Prof. Hermógenes
O Professor Hermógenes, um dos precursores da ioga no Brasil, escreveu mais de 30 livros sobre a saúde física e mental. Neste texto retirado de seu livro “Yoga para Nervosos”*, ele nos explica que o ser humano não é uma dualidade.
Quando o homem adoece, adoece todo. É um erro considerar uma gripe apenas um mal físico. A predisposição para resfriar tem causas tanto físicas como psíquicas, morais e até filosóficas. Os germes patogênicos não conseguem grandes êxitos quando assaltam uma pessoa bem nutrida, de moral forte, confiante em si mesma, entregue a Deus, que não tem tempo ocioso para ficar na cama. Hipocondríacos e histéricos, ao contrário, são criaturas doentes, fracas, vulneráveis, e exatamente o são por motivos psíquicos e até mesmo filosóficos. Creem mais na sua fraqueza e no poder das doenças do que no oposto, isto é, na imunidade e nas extraordinárias capacidades autoterapêuticas da mente e do organismo.
Todos reconhecem e as estatísticas confirmam a existência de sujeitos “azarados”, isto é, aqueles que, se um tijolo cai de um andaime é precisamente em sua cabeça. São pessoas predispostas a acidentes e marcadas pela fatalidade. Para tais indivíduos vale dizer que bateram com o carro ou fraturaram a perna num tombo de banheira graças a uma causa psíquica. A ciência psicossomática tem feito bons progressos no estudo da chamada “infortunística”. Freud, em sua psicopatologia da vida cotidiana, admitiu serem os conflitos interiores as causas dos acidentes diários. Ora, se moléstias infectocontagiosas e até acidentes (mesmo a agressão assassina) que em nada poderiam parecer dependentes do psiquismo e de nossas crenças filosóficas, frequentemente têm causa psíquica, que dizer da distonia neurovegetativa? Que dizer das dez mil roupagens dos distúrbios neuróticos?!

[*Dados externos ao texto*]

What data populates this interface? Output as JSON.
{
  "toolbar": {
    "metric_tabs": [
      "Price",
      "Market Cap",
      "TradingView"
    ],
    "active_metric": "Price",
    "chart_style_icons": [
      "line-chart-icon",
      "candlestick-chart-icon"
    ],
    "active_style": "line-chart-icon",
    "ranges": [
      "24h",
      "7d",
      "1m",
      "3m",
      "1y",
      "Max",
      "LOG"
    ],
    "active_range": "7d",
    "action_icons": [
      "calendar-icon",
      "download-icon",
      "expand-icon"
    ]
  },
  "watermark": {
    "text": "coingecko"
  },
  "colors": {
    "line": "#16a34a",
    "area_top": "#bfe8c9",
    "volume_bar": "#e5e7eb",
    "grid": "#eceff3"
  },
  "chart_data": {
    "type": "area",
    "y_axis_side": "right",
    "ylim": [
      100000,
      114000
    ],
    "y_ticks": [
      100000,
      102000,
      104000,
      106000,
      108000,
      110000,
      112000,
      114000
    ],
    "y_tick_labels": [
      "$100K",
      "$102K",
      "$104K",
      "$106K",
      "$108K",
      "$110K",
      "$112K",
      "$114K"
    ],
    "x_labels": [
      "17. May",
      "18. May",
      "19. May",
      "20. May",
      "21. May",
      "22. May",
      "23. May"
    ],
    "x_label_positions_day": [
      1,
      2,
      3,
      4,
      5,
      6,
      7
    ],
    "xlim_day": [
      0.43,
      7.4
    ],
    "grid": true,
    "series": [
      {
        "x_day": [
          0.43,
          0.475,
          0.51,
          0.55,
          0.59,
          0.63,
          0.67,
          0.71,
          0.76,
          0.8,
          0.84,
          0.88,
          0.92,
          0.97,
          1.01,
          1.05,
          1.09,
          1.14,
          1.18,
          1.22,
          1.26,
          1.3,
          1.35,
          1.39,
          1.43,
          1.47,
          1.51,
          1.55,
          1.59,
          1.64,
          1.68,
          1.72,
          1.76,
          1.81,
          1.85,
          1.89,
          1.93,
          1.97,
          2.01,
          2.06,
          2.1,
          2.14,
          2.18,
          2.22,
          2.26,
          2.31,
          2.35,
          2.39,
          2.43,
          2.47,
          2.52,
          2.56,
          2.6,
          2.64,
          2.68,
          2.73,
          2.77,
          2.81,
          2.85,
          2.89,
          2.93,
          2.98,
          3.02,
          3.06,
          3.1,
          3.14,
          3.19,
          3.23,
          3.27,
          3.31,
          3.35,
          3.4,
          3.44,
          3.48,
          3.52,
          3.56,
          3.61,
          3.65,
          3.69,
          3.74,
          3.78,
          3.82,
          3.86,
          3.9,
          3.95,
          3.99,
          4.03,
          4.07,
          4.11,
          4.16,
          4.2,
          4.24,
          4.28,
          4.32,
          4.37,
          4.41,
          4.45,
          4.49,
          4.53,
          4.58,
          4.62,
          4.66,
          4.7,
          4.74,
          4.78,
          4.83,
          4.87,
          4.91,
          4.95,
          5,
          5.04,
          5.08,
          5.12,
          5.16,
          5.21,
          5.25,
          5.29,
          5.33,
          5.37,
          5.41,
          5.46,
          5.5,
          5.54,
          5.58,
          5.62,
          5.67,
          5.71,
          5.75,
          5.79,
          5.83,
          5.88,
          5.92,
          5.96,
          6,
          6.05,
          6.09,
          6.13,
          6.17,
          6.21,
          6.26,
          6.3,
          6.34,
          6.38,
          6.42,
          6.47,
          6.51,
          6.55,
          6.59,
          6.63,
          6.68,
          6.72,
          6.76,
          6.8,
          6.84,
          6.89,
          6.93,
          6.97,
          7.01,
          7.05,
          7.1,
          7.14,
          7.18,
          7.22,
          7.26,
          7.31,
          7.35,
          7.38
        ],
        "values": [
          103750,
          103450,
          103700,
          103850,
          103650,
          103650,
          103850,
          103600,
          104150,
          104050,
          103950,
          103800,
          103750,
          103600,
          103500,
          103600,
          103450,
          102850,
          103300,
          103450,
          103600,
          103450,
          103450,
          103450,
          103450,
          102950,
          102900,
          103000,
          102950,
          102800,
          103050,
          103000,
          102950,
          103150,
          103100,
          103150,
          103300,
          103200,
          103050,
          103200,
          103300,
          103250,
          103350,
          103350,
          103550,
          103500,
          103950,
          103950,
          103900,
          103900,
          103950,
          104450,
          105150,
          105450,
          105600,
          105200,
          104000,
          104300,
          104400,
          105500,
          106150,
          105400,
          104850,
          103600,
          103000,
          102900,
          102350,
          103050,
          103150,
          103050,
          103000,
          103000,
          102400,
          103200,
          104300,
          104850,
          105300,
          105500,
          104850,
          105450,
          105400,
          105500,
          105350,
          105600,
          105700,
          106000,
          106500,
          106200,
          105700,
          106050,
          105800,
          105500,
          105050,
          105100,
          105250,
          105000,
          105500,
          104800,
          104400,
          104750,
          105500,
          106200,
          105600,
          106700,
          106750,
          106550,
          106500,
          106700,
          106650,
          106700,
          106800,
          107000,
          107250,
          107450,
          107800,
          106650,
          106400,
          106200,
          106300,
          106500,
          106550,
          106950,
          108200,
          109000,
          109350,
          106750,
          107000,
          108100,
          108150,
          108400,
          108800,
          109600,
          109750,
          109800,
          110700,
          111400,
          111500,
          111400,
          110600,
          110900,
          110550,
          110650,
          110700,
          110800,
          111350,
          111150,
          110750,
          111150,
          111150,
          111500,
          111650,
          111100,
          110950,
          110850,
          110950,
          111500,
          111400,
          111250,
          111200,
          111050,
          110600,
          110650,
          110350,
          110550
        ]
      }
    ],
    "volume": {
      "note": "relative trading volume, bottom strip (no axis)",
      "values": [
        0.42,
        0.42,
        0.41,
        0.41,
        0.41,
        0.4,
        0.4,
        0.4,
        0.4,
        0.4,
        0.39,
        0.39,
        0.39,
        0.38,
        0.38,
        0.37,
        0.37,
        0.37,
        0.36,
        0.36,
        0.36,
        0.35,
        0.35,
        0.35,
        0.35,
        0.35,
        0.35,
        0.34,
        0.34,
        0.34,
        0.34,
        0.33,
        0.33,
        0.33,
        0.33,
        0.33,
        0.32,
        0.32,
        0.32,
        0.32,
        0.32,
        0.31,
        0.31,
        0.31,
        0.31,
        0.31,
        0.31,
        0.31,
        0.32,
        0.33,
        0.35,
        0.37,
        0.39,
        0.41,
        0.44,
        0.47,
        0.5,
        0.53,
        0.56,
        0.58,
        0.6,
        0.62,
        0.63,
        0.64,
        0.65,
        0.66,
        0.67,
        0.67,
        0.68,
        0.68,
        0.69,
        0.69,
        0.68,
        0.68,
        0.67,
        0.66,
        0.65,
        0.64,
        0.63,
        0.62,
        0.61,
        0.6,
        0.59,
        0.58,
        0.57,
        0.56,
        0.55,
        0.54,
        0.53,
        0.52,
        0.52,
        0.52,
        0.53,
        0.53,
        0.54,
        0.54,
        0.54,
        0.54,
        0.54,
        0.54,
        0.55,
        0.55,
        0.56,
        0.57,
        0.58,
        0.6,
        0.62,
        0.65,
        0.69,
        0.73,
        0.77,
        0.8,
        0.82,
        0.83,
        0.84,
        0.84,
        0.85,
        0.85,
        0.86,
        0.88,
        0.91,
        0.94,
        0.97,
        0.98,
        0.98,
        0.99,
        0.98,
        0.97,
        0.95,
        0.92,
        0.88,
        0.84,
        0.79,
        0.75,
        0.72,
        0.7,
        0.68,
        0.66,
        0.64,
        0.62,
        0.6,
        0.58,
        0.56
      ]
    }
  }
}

Um nervoso é um enfermo integral, como nenhum outro. Caiu doente em todos os planos de seu ser, não obstante serem mais nítidos seus sofrimentos físicos e psíquicos. O homem adoece todo, e seus males orgânicos têm causas nos níveis mais sutis de seu ser. Por isso, somente uma terapêutica integral pode, definitivamente, curar. Desde os primórdios da humanidade, a ciência de curar era psicossomática, isto é, não se cingia apenas a tratar do corpo. Os pajés, os feiticeiros, os xamãs de todas as tribos foram os precursores da moderna medicina psicossomática. Seus cerimoniais, amuletos, trabalhos de magia, tinham poder curador porque atuavam a partir do plano mais sutil e, por isto mesmo, mais poderoso: o psiquismo.
O tempo passou e a ciência médica atravessou, recentemente, uma fase em que se descuidou das causas sutis das enfermidades e dos estados psíquicos de seus doentes, concentrando- se em aliviar sintomas físicos e tratar do corpo ou parte dele. Mas veio a reação. Segundo Gomes de Araújo “A chamada Medicina Psicossomática surgiu efetivamente como uma reação compreensível, e por sinal salutar, àquela outra Medicina que, ainda no primeiro quartel deste século (séc. XX), obstinava-se em definir-se e apresentar-se como estrita examinadora ‘do corpo’, mantendo-se tenazmente esquecida, pelo menos na aparência, de que um corpo humano, estritamente observado como ‘corpo’, isto é, como coisa puramente física, só pode sê-lo depois da morte”.
A reação, ouso aventurar, precisa ampliar-se, completar-se. Enquanto a moderna medicina psicossomática vir o homem apenas em seus níveis mais densos — o físico e o psíquico — ainda estará tratando de um homem incompleto. O homem integral é visto pelas escolas hinduístas como formado por cinco koshas ou revestimentos, que vão se quintessenciando a partir do corpo físico até atingir o mais sutil, onde não há nada de material e concreto, formal e pessoal, que é o plano da mais pura bem-aventurança.
*Esse livro é encontrado em PDF no Google.